Eröffnungspanel
Das Eröffnungspanel richtete aus politischer, wissenschaftlicher und gewerkschaftlicher Perspektive den Blick auf die Frage „Dienstleistungen als Wertschöpfungs- und Beschäftigungsmotor in NRW: Wie gelingt der Strukturwandel?“.
Die Frage wurde diskutiert mit Dr. Andreas Koch, Projektleiter der Studie „Zur Bedeutung industrie-orientierte Dienstleistungen“ für das Wirtschaftsministerium NRW, Institut für angewandte Wirtschaftsforschung, die stellvertretende Vorsitzende des ver.di Bundesvorstands, Andrea Kocsis, sowie Lisa Kapteinat, Mitglied des Landtags in NRW und Mitglied im Ausschuss für Arbeit, Gesundheit und Soziales und Michaela Evans, Direktorin des Forschungsschwerpunkts Arbeit & Wandel, Institut Arbeit und Technik, Westfälische Hochschule Gelsenkirchen.
Dr. Andreas Koch wies darauf hin, dass derzeit etwa 77 % der Erwerbstätigen in NRW in der Dienstleistungsbranche tätig sind. Während vor allem einfach manuelle Berufe stark zurückgegangen seien, haben Dienstleistungstätigkeiten stetig zugenommen. Neue Arbeitsplätze seien in den vergangenen Jahren fast ausschließlich in der Dienstleistungsbereich entstanden. Der Strukturwandel beschränke sich allerdings nicht nur auf Veränderungen zwischen Sektoren oder Wirtschaftszweigen, sondern vollziehe auch innerhalb von Wirtschaftszweigen und die Grenzen zwischen diesen Bereichen seien oftmals nicht so scharf wie theoretische Modelle dies suggerierten. Für das Wachstum des Dienstleistungssektors in NRW zeige sich dies beispielsweise daran, dass industrieorientierte Dienstleistungen stark an die vorhandene Industrie anknüpfen.
Michaela Evans forderte, dass es zu einem Umdenken kommen muss, wenn es um Belohnungs- und Beschäftigungspolitik geht. Die grundsätzliche Funktion von Dienstleistungen für die Gesellschaft müsse neu definiert werden. Oftmals, so Evans, sei keine klare Vorstellung mehr davon vorhanden, was Beschäftigte in diesem Bereich überhaupt leisten müssen. Zusätzlich gleichen sich Arbeits- und Beschäftigungsbedingungen in vielen Bereichen zunehmend an, während erhebliche Differenzen in der Entlohnung bestehen. Des Weiteren sei in Bezug auf die Beschäftigungs- und Arbeitspolitik unbedingt notwendig, dass Mitbestimmung und Beteiligung bei der Gestaltung des digitalen Wandels in den Fokus gerückt werden.

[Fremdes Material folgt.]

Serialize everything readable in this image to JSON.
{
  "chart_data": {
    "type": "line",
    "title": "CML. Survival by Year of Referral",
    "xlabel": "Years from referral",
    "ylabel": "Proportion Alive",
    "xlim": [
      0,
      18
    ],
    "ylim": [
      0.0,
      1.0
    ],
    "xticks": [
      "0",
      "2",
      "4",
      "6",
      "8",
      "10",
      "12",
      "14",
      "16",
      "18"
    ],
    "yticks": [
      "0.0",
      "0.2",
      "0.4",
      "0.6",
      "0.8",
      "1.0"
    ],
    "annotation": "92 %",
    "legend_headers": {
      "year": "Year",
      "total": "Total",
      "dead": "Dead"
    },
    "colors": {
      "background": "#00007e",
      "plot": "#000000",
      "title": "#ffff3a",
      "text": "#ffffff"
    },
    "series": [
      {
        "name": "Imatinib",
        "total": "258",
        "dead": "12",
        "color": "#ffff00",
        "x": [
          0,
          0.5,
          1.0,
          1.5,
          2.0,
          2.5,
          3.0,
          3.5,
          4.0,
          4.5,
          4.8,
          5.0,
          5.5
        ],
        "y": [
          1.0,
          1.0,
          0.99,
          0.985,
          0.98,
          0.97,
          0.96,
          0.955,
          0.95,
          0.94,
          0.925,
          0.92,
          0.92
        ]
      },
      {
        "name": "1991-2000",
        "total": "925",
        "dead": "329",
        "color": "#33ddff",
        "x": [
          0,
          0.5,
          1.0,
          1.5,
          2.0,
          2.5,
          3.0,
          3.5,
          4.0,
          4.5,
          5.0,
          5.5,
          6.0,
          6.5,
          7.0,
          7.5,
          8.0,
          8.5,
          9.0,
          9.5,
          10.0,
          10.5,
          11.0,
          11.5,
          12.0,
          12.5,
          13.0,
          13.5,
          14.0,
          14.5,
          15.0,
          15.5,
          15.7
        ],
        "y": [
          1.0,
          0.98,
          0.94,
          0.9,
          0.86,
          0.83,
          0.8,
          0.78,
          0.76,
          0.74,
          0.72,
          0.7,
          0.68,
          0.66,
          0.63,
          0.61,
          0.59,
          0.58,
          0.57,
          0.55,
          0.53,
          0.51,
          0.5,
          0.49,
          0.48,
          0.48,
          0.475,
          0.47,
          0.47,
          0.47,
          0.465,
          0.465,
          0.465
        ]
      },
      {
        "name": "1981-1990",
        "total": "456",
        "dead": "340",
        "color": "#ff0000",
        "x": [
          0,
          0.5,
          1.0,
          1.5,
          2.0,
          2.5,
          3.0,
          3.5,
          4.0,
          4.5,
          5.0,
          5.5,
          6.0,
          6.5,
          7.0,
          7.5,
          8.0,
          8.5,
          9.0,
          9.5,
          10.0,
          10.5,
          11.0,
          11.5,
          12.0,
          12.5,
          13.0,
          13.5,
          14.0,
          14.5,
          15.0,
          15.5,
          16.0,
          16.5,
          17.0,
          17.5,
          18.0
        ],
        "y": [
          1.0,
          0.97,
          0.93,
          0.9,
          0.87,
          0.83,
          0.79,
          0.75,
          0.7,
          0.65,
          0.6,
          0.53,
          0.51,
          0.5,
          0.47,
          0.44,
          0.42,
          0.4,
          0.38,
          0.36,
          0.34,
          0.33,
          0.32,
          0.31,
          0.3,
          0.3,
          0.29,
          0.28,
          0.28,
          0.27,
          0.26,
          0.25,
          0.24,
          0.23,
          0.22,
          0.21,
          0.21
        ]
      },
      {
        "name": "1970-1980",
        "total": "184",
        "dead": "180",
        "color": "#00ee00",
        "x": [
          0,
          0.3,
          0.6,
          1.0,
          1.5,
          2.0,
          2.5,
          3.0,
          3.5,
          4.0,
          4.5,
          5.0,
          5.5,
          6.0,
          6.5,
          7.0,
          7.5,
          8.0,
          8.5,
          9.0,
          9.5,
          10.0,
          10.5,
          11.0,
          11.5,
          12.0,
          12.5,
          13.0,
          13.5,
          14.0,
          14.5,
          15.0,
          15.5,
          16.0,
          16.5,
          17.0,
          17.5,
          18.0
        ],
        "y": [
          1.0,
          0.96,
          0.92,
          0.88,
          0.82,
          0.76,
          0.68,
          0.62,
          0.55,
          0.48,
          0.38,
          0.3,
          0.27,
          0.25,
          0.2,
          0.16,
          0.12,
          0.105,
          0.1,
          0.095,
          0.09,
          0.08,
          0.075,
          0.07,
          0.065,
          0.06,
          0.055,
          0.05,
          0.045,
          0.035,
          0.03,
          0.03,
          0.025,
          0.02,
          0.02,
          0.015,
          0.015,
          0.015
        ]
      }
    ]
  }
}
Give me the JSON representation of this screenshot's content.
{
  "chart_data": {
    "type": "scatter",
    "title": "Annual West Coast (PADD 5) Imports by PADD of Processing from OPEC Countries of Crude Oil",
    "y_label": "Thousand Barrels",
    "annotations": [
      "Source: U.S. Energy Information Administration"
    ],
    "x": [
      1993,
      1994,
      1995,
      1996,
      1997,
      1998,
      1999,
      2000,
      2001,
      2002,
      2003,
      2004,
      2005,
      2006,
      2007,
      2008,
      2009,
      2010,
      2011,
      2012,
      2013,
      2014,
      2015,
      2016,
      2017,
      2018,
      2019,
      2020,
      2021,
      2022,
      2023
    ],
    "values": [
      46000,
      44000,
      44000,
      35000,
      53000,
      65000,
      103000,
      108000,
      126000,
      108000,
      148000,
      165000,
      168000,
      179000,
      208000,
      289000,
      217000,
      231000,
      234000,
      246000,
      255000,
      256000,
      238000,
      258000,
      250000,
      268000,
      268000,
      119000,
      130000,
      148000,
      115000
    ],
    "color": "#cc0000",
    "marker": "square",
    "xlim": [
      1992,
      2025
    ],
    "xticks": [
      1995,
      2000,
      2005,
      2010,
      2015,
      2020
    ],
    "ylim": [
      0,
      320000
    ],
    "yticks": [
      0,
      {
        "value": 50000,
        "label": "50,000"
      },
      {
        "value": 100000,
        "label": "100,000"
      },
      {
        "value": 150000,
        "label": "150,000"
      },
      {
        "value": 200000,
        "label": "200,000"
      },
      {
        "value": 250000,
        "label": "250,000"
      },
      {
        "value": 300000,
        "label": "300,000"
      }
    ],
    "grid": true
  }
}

Als besondere Herausforderung betonte auch Andrea Kocsis die gerechte und gute Entlohnung in der Dienstleistungsbrache. Notwendig sei dazu unter anderem die Erhöhung des Mindestlohns, um zu verhindern, dass die Niedriglöhne einen zu hohen Druck auf die besseren Löhne entfalten. Neben der finanziellen Aufwertung der Dienstleistungsberufe müssen im Sinne einer progressiven Dienstleistungspolitik aber auch Maßnahmen in den Blick genommen werden, die Entlastung und bessere Planung für Beschäftigte in der Dienstleistungsbranche ermöglichen. Um die Prekarität am Arbeitsmarkt zu überwinden, sei es erforderlich, so Kocsis, dass konkrete politische Lösungen zum Umgang mit Mini-Jobs, Befristungen, Plattformökonomie und Scheinselbstständigkeit gefunden werden.
Lisa Kapteinat MdL machte deutlich, dass der Transformationsprozess durch dienstleistungspolitische Rahmenrichtlinien wieder mehr gestaltet werden muss. Die Politik dürfe sich insbesondere aus der digitalen Transformation nicht herausziehen, sondern müsse einen Rahmen schaffen, um gute Arbeit und Entlohnung zu gewährleisten. Dazu gehören aus ihrer Sicht u.a. die Nachunternehmerhaftung, bessere Arbeitsschutzgesetze für den Bereich des mobilen Arbeitens und würdige Rahmenbedingungen für den prekären Dienstleistungssektor. Zudem sprach sie sich für eine Erhöhung des Mindestlohns aus. Sie kritisierte die Empfehlungen der Mindestlohnkommission und stellte zur Diskussion, ob die vorgeschlagenen Maßnahmen der Kommission noch zeitgerecht seien.